PSYchology

Happy couples don’t fall by chance. They arise when two imperfect people make a commitment to work on themselves and on improving their relationship. Such partners are distinguished by the following features.

1. Realistic expectations of love

Falling in love is easy, keeping love is another matter. Building long-term relationships is always hard. There will be many ups and downs along the way. In strong relationships, partners anticipate problems and plan in advance how to overcome them.

2. Positive attitude

Happy partners don’t assume the worst. Faced with a mistake, do not exaggerate. Forgot to pick up dry cleaning, didn’t fill up the car? This is not a reason to believe that he does not care at all or thinks only of himself. There is nothing wrong with this. Even loving partners make mistakes sometimes.

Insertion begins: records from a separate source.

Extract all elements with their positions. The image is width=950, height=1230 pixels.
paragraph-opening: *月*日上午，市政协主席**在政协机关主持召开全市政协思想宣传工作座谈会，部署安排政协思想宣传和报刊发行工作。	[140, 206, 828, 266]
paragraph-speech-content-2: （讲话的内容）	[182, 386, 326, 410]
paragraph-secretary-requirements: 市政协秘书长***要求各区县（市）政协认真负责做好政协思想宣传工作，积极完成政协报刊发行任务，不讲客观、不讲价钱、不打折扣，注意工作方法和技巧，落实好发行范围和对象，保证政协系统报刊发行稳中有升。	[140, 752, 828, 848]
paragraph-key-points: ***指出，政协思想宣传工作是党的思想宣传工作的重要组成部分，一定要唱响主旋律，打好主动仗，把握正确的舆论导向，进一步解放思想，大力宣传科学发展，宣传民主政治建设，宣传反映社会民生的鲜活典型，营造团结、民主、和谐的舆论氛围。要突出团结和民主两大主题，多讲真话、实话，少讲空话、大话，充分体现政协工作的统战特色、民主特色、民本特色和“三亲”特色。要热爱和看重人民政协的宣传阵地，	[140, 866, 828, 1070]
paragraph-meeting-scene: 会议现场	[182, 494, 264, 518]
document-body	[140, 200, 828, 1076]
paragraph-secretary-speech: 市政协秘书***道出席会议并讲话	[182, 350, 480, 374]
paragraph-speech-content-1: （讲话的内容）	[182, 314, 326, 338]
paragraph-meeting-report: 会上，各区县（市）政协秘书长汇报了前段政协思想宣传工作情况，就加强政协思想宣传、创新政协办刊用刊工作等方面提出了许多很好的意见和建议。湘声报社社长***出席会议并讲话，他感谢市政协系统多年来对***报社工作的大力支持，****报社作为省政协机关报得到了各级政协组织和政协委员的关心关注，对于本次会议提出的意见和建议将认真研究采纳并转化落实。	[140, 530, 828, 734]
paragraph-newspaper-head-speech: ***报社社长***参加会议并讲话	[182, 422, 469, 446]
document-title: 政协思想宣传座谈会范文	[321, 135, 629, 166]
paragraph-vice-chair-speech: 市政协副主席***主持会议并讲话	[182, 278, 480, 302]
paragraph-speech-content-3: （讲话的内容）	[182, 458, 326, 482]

3. Partnership, not rivalry

Perhaps at work or in sports competitions, the spirit of competition is good. But competition in a couple is a sign of an unhealthy relationship. Enjoy each other’s company, leave the competitive spirit for other areas.

4. A responsibility

When a problem arises, everyone first of all thinks if it is not their fault. For example, if the finances are at zero, he asks himself: “What did I spend too much money on?” This does not mean that the blame always lies with one person. But in healthy couples, partners start with themselves before making claims to the other. And in the unhealthy, on the contrary, they point fingers at each other and relieve themselves of responsibility.

5. The trust

In healthy relationships, people trust each other. They believe in the honesty and devotion of their partner, they feel loved, they are not tormented by suspicion and jealousy. They know that the partner is trying to save the relationship.

6. Care

We are encouraged to listen to our hearts. But putting your needs first and ignoring your partner’s needs is a road to nowhere. Try to give your partner «emotional» gifts. For example, agree to have regular dinners with his parents. Gratitude will not keep you waiting. Loving people put their energy into caring for each other.

7. Openness

Sex and money, desires and disappointments. If the relationship is healthy, we want to know what the partner thinks and feels, even if the truth may be unpleasant.

8. Development

A partner who charmed at the time of meeting will change over time. You can resist change or accept it. Healthy couples support new hobbies, career aspirations, and interests that a partner develops. If something is bothering you, you can always discuss it and overcome difficulties. It is important to develop and change together, and this requires partnerships.

9. Respect

Partners in healthy alliances discuss even the most unpleasant and important issues with respect for each other. They may argue and even raise their voices, but they never stoop to insults.

If most of the items on the list fit the description of your couple, congratulations: you have a healthy and harmonious relationship. If not, this is something to think about.